Nous prendrons pour exemple les enjeux linguistiques parce qu’on touche là à certain tabou. On
voudrait nous faire croire que les langues se développent comme elles peuvent et qu’il ne faut
pas interférer dans ce « jardin secret » de l’Humanité, qui devrait en quelque sorte, échapper à
tout contrôle.
Un tel positionnement est paradoxal quand on sait à quel point les langues, même les plus
mal en point, sont structurées et c’est justement cette armature, cette architecture qui se sont
maintenues bon an mal an qui nous incitent à déclarer que les langues sont bien au
contraire porteuses d’un contenu éducatif non pas tant au niveau du signifié que du
signifiant.
Cependant, il n ‘est nullement question ici d’idéaliser les langues et de les prendre comme elle »sont ».
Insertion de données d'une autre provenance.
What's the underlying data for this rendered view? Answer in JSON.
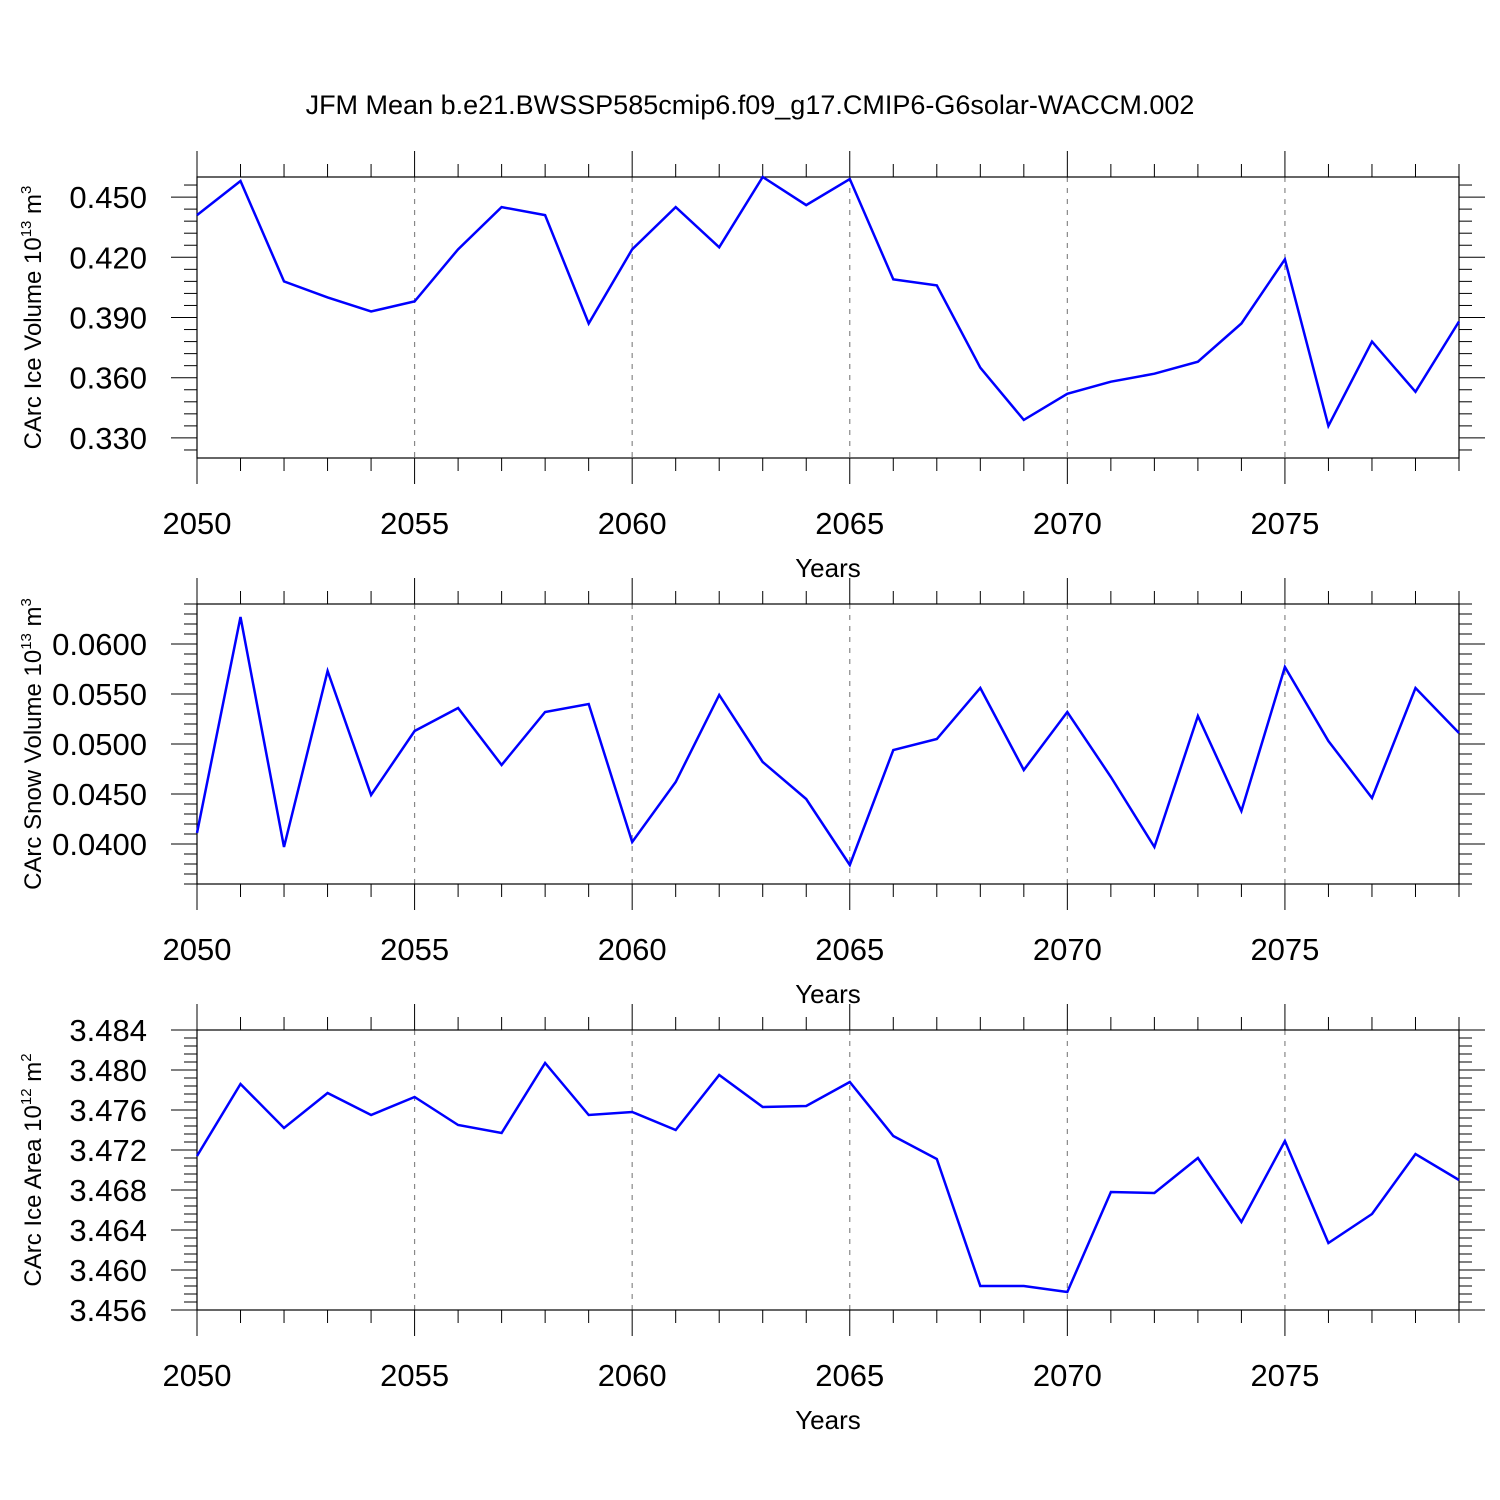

Une approche ingénieurique est ici requise qui passe par un remodelage de celles-ci, une sorte
de ravalement. Nous sommes particulièrement sensibles au cas de l’anglais, en raison même
de la position centrale qu’il a su conquérir tout au long du XXe siècle. Une langue est un outil
et doit être appréhendée comme tel et donc c’est bien du « procés » de l’anglais qu’il s’agit, à
nouveau, ici même si aucune langue n’échappe aux effets d’une certaine incurie Mais pas au même
degré!
La question qui se pose est justement celle de la possibilité pour telle ou telle langue de se
réformer, de se re-former, de reprendre forme. Il en est pour les langues comme pour les gens:
certaines sont à terme condamnées car trop atteintes alors que d’autres peuvent, sans trop
poser de problémes pour leurs locuteurs, procéder à quelque « lifting ».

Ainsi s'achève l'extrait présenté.